I chuckled at her pigginess, cleaning up all the food that didn't land on her or the table and plopping them on the table. 

"Hey night owl, do you remember what today is?" I asked sweetly. 

"Ugh, if you keep putting on the sugar I'll have to visit the dentist," she bellyached, but still put on a toothy smile before stuffing a burger.

"It's our one year anniversary," I cheered. 

"Huh, has it been that long," she then looked down, taking in her gigantic body as she gave her chest a little shake, making her heaving breast jiggle in her tight gown, "yea, that seems about right, burp."

I then took out a large knife and cut the cake into eight slices. Pulling out a slice it was revealed that each layer of cake had a different flavor; chocolate, strawberry, and vanilla. 

"Mmm, cake, water was made of cake I'll drown in it!" Eda chimed in.

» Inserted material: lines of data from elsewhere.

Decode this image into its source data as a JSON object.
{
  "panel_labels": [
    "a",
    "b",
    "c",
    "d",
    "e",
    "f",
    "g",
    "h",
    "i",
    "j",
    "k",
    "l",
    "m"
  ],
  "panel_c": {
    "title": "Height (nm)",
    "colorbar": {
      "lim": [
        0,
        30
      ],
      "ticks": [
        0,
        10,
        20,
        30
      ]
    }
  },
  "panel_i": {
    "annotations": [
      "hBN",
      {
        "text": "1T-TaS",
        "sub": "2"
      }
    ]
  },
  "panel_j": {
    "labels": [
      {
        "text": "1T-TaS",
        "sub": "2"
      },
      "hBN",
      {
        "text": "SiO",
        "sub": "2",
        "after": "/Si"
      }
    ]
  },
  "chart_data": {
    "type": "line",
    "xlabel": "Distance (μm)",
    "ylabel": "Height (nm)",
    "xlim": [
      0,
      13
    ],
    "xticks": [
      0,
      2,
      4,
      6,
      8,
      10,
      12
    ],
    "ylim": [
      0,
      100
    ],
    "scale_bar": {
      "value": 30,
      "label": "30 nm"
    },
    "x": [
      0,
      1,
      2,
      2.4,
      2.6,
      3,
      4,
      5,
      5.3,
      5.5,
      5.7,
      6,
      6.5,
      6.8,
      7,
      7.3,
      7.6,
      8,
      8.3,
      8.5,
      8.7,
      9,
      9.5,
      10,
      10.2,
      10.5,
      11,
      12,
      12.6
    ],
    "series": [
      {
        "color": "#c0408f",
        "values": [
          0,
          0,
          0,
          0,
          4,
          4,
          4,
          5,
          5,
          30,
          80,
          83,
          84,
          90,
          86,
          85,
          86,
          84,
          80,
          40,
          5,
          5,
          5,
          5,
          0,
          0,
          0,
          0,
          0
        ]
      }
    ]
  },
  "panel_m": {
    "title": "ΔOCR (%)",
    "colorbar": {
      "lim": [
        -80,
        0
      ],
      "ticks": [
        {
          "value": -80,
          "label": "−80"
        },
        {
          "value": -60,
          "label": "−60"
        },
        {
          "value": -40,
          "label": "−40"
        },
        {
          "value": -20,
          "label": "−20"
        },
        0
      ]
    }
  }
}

But before I could place the slice on a plate, Eda picked up her staff and waved it in front of her. A light glow engulfed the large cake, minus the slice I cut out, and began to levitate to her mouth. With a big chomp she began to devour the cake bite by bite. The sound of chewing and moaning came from Eda as the cake slowly descended down her wide throat to her growing belly.

After a couple of minutes and a great belch she finished the entire cake. Patting her enlarged stomach a goofy grin spread across her face in satisfaction. She then turn to me seeing my disapproval over her consumption of the entire cake.

"Don't look at me like that, I only had one slice," she said defensively. "Beside that was a good snack. Now, where is the main course?"